Energy loss artifacts in Nvidia's own demo ?!
To be honest, in this case, things seem to be the opposite.
There is RTXGI in this demo, and since it's a GI, it's additive to the lighting, i.e. it adds more lighting to the scene, so brighter image with DLSS might as well be caused by this.
In this case, decoupled probes should be updated at 2x speed with DLSS and per-probes rays budged is usully something like 144 rays per probe per frame.
This would obviously lead to faster lighting convergence with DLSS On and probably a little bit more energy with DLSS On.
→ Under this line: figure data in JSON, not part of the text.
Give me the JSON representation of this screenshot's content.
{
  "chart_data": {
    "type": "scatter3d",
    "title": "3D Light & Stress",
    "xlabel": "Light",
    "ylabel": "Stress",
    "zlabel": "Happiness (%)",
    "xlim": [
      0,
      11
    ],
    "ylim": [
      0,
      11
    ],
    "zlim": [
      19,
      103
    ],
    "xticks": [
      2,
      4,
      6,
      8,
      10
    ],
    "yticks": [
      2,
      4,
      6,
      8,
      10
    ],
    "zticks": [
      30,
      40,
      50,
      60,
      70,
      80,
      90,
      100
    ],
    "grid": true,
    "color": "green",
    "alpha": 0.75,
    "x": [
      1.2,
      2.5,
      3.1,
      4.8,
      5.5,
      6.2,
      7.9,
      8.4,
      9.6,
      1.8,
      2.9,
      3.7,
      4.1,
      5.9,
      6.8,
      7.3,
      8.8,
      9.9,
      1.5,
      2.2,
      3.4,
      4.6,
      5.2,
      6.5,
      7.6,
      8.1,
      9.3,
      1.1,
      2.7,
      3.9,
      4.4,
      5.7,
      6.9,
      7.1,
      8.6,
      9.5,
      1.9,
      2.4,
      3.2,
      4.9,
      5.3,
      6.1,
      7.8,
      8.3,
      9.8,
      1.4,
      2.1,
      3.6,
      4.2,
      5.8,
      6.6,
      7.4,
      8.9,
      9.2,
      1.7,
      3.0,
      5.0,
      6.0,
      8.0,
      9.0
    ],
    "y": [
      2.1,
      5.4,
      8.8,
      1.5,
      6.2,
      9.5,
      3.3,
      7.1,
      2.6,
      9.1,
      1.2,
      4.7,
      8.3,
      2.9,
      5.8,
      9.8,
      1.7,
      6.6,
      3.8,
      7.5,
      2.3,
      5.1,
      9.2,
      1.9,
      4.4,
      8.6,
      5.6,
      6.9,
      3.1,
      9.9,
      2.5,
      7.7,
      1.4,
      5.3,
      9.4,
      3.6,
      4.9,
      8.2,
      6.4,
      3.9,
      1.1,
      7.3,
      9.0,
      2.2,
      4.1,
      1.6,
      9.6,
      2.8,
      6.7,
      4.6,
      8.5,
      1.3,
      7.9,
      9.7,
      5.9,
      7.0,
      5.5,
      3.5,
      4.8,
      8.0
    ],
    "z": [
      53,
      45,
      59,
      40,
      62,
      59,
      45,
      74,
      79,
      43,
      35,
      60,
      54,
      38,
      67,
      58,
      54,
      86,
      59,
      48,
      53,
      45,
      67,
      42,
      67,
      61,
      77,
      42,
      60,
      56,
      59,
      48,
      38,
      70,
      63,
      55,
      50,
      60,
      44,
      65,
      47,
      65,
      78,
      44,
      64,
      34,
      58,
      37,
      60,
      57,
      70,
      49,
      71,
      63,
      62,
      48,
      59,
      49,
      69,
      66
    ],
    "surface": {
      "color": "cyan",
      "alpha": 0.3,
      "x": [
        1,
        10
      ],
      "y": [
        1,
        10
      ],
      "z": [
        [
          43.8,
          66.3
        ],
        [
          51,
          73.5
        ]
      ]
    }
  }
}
Though, unlike RTXGI, which is decoupled from screen resolution and doesn't require screen space denoising, there is also the RTXDI, which is heavily reliant upon sampling in screen space and upon denoising.
Usually, modern denoisers filter out very bright signal to supress the shimmering "fireflies" graphics artifacts, which would be visible otherwise, hence image becomes darker due to the energy loss you mentioned (thought, the "bias" is more common term here since it addresses both the energy loss and other systematic errors in lighting).
Denoisers' blurring can also introduce some additional bias and this bias is typically higher in lower res, so reconstructing signal from lower res can add up to the energy loss.
Unfortunately, we don't have an unbiased path traicing reference images to compare against, so it's impossible to tell which image DLSS On or Off has more bias here, but I would not be worry about that anyway since there are literally thousands of other things which introduce discrepancies with the unbiased path tracing rendering.